The soldiers have come west, and with them comes the newly instituted legislation from the U.S. government and its agencies that says all Indians must be placed onto reservations.

Just before the inevitable day the family will be led away, Grandma Fleet peacefully dies. It is an omen that much is about to change. The soldiers appear and the family is split and members are taken to different reservations.

At this point, the novel splits into two stories. The first one is of Sister Salt, who escapes from the soldiers and ends up as a prostitute at a mining camp. Sister Salt eventually becomes pregnant with the baby of a negro cook, and calls the child Little Grandfather. She decides that she wants to return to the land of her people.

The other story follows Indigo from the Indian school that she runs away from to the house she makes her way to. Indigo is taken in by a woman named Hattie and becomes part of a very unlikely family that travels to New York, England, and Italy. Silko manages to bring us back in time and place; we can smell the gardens that Indigo and Hattie move through, and we can sense a world where for those who leave their origins and communities behind, nothing is ever quite comfortable.

What happens to the sisters, and Hattie, is representative of what happens to the country that has been forcibly created.
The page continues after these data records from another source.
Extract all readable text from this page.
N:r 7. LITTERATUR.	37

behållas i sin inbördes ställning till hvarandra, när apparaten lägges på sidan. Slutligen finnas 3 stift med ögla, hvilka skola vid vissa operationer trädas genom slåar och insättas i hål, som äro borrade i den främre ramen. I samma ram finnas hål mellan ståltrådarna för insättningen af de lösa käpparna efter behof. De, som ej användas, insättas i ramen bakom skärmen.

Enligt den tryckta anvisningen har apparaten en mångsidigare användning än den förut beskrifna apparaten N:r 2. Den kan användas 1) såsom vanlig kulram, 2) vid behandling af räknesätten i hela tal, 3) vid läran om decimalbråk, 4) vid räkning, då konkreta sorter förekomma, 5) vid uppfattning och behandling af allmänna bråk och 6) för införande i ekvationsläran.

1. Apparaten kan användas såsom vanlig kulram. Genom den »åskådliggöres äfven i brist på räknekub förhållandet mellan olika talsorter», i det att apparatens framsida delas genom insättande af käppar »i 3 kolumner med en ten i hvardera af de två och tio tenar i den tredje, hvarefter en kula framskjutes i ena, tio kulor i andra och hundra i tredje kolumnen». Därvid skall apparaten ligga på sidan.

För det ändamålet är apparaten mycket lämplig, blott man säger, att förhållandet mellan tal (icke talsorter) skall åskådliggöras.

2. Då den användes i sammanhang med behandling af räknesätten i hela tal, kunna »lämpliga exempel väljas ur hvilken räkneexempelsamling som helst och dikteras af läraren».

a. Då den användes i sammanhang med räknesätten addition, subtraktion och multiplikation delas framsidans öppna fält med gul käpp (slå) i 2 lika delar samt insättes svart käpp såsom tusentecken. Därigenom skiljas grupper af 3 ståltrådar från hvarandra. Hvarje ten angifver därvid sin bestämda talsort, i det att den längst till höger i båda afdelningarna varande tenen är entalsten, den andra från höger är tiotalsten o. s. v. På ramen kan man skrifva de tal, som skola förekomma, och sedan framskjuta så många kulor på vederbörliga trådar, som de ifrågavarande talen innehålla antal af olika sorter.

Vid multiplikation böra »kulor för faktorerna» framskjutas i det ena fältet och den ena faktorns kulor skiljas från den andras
Exile and conquest are things that work not to legitimize a nation, but to sanction all its laws and policies, its racist and discriminatory practices and its ability to undermine standards and morals for the sake of monetary and territorial gain.

Silko has a message, but it is a complex one. There are few answers, but many questions. How did America, as a nation, become so segregated? How will it turn things around for those who have been conquered and rejected? How can all peoples look at each other with trust and equanimity, and see the commonalities within them, all while dispelling the lingering prejudices and hatreds?

By portraying the indigenous people as human beings with standards, languages, and cultures of their own, the nation may begin to see that there is much more that it can learn from them, than what it has tried to imposed upon them. This is what Silko seems to be saying. Garden in the Dunes is a Dickensian story that teaches as well as entertains, and it is Silko's poetic storytelling gifts that allow her to momentarily bring her readers back to our earliest, most indigenous selves.